Sitting on United flight 1174, flying from Los Angeles, California to San Francisco, California, I find myself oddly contemplative. On February 12, 2008, I wrote a node about my current place on the Stanford University athletics team. Since then, much has happened.

First important bit of information: Yes, the axe did drop. Exactly a week after I wrote my daylog, our position coach came to me and told me that my services were no longer needed. Did this mean that I stopped training? No. I took a month off to concentrate on my studies, but I did return to throwing a month later. I vowed to myself that I would tryout for the team again next year, and make the team once again.

Where did this whole train of actions leave me? High and dry. I will be kicking myself for what I did to my grades last quarter, when I dedicated more of my time to athletics, as I unsuccessfully tried to defend my spot on the team. Additionally, I lost coaching, a track to train at, access to a high quality weight room, and access to physical therapists.

What did I do? I didn't meet my goals last year. I wasn't going to miss my goals again this year.

Since it is highly relevant, my goal for both last year and this year was to qualify for Junior Nationals, or in other words, the US track and field championship for people under 20.

I talked to a friend who graduated from Stanford a few years ago, and is currently training for the Olympics. He mentioned to me that I could train at Moffett Field NAS, a site 10 miles away from Stanford. For weightlifting, I would just have to use the general Stanford Weight Room. Not as good as the athletic team weight room, but still an acceptable facility. As for the other problems, I was on my own.

From mid March to now, I put hours of work into training. On Thursday, Saturday, and Sunday, I would bike 10 miles to Moffett Field with 25 pounds of gear strapped to my back, throw for an hour and a half, and then bike back to the dorm. Monday, Wednesday, and Friday I would sprint into the weight room in my lunch break and lift weights.

Things were going acceptably in reference to training. In practice, I was throwing the iron ball far.

On the other hand though, things weren't going well personally. Since this happened, I've been as stressed out as I can recently remember. I was doing way too much. I was running from class to lifting to lab to practice. I would spend the bike ride back from Moffett cursing everything, wondering to myself why I had to suffer this fate, and why the people who lived in my dorm could be able to enjoy their weekends?

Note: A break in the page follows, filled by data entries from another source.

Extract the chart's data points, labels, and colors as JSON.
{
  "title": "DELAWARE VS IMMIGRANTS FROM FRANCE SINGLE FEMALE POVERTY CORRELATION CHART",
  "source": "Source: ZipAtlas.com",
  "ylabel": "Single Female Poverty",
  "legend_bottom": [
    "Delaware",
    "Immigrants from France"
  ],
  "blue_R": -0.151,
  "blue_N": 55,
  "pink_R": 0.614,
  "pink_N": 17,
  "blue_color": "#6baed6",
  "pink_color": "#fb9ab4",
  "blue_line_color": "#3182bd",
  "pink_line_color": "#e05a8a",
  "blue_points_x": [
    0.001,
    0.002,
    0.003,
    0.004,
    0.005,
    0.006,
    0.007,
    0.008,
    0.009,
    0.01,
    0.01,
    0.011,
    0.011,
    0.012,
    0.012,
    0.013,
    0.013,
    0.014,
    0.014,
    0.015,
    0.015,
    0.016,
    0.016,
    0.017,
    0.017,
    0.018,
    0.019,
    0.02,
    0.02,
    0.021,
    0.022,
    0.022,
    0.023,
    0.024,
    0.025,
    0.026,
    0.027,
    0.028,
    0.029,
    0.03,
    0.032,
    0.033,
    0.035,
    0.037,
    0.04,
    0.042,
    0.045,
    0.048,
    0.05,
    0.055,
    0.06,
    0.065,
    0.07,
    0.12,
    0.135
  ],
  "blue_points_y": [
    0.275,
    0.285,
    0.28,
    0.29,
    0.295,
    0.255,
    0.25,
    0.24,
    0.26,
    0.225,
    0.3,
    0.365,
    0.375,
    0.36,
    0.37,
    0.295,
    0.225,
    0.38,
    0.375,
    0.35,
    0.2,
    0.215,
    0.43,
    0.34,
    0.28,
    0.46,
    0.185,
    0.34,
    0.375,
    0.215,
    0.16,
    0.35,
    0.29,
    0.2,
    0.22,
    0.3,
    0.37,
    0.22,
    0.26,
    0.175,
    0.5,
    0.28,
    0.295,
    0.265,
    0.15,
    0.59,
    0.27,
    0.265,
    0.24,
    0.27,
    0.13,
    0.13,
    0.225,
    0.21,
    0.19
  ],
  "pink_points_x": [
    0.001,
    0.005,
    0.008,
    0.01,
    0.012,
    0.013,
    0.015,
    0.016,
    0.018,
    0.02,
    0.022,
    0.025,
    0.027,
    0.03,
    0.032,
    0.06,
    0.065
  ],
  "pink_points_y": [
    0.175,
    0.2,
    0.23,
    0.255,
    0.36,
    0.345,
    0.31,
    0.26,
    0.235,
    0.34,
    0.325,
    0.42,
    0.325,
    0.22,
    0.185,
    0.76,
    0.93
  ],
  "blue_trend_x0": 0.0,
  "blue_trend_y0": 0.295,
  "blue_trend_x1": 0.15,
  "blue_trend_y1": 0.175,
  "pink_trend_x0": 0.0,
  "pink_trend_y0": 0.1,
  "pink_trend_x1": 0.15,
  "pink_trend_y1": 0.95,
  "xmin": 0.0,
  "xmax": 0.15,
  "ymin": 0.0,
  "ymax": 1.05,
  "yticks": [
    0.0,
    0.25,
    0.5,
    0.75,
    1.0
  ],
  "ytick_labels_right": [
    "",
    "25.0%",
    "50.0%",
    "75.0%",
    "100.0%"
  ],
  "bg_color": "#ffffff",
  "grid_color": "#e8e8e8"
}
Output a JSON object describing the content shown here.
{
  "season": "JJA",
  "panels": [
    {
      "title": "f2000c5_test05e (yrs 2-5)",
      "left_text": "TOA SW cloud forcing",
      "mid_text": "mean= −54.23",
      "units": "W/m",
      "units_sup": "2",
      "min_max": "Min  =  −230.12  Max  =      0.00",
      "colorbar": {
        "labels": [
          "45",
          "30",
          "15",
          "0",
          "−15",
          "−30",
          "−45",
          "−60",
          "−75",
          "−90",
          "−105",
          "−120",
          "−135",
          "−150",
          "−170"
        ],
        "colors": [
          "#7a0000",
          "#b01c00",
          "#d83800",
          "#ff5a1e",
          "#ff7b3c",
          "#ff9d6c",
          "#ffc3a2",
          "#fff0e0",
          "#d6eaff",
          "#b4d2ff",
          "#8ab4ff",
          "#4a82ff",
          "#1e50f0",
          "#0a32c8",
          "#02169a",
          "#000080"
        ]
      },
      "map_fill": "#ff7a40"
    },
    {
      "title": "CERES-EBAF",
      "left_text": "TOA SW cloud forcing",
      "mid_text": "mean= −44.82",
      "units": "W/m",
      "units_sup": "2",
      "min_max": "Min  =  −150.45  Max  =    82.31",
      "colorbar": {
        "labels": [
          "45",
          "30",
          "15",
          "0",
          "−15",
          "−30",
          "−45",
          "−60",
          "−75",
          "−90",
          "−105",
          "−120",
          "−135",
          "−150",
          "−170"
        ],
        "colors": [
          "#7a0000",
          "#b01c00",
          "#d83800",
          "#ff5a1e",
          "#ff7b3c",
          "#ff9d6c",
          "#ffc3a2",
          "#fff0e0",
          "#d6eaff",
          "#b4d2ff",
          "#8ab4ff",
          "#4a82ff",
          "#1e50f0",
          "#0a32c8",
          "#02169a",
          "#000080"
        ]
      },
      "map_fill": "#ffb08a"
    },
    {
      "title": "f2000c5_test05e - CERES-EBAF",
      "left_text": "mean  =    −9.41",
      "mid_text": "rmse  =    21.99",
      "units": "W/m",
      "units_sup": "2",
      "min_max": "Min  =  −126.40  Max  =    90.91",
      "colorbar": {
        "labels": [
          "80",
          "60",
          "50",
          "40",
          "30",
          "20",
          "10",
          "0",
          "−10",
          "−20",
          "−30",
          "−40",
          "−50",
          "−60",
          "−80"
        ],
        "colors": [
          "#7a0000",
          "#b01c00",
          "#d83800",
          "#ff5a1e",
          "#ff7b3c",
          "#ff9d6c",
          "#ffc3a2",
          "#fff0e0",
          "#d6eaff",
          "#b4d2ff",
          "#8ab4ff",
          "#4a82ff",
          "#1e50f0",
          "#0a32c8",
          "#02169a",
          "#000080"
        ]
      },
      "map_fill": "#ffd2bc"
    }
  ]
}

Anyways, I eventually had to schedule my meets to try to qualify for Junior Nationals. The only two meets I would be able to attend would be a meet on May 24th in Los Angeles, and a meet on May 25th in San Mateo, Califoria. I bit the bullet, and decided to purchase plane tickets to go to the meet in LA.

One week before the upcoming meet, I am practicing. It is a beautiful, sunny Saturday. I am throwing well. The hammer is consistently going 56 meters, much farther then the 53 meters I needed to throw to qualify for Junior Nationals. I am mostly done with my practice, having taken 15 throws. On my 16th throw, the wire on my hammer breaks.

Losing my balance, I fall hard on my already injured right wrist.

I am able to move it, but it hurts a lot. I can't do a pushup, and it hurts to make a fist, but I can do it.

Am I still able to throw with my wrist injured like so? Yes. I am. As well as before? No. Is it broken? Doesn't seem to be. Am I still going to the meets? Yes.

On the morning of May 24th, I wake up in my uncle's condo in Marina Del Rey, California. We drive a half hour to my meet. I can't get in a groove. My stomach bothers me. I feel like my legs are made of lead.

I have never had such an underwhelming performance.

In hammer, I throw 49 meters, well below the 56 meters I was throwing last week, and coincidentally, well under the 53 meters I needed to throw. In discus, I throw 41 meters. I have never thrown discus under 44 meters in a meet. I needed 53 meters in discus.

Somehow, I was able to hold off any real emotion until I got on the plane at LAX. Am I just jaded? I don't know. I didn't get highly emotional when I got on the plane, but I did feel sad and pissed.

I feel like there should be a better end to this. I wish I could say something poignant to sum it all up, but I can't. All I know is that right now, I am planning a possible trip up to a meet in Portland, Oregon, and then down again to Los Angeles, California next weekend. We'll see how it goes.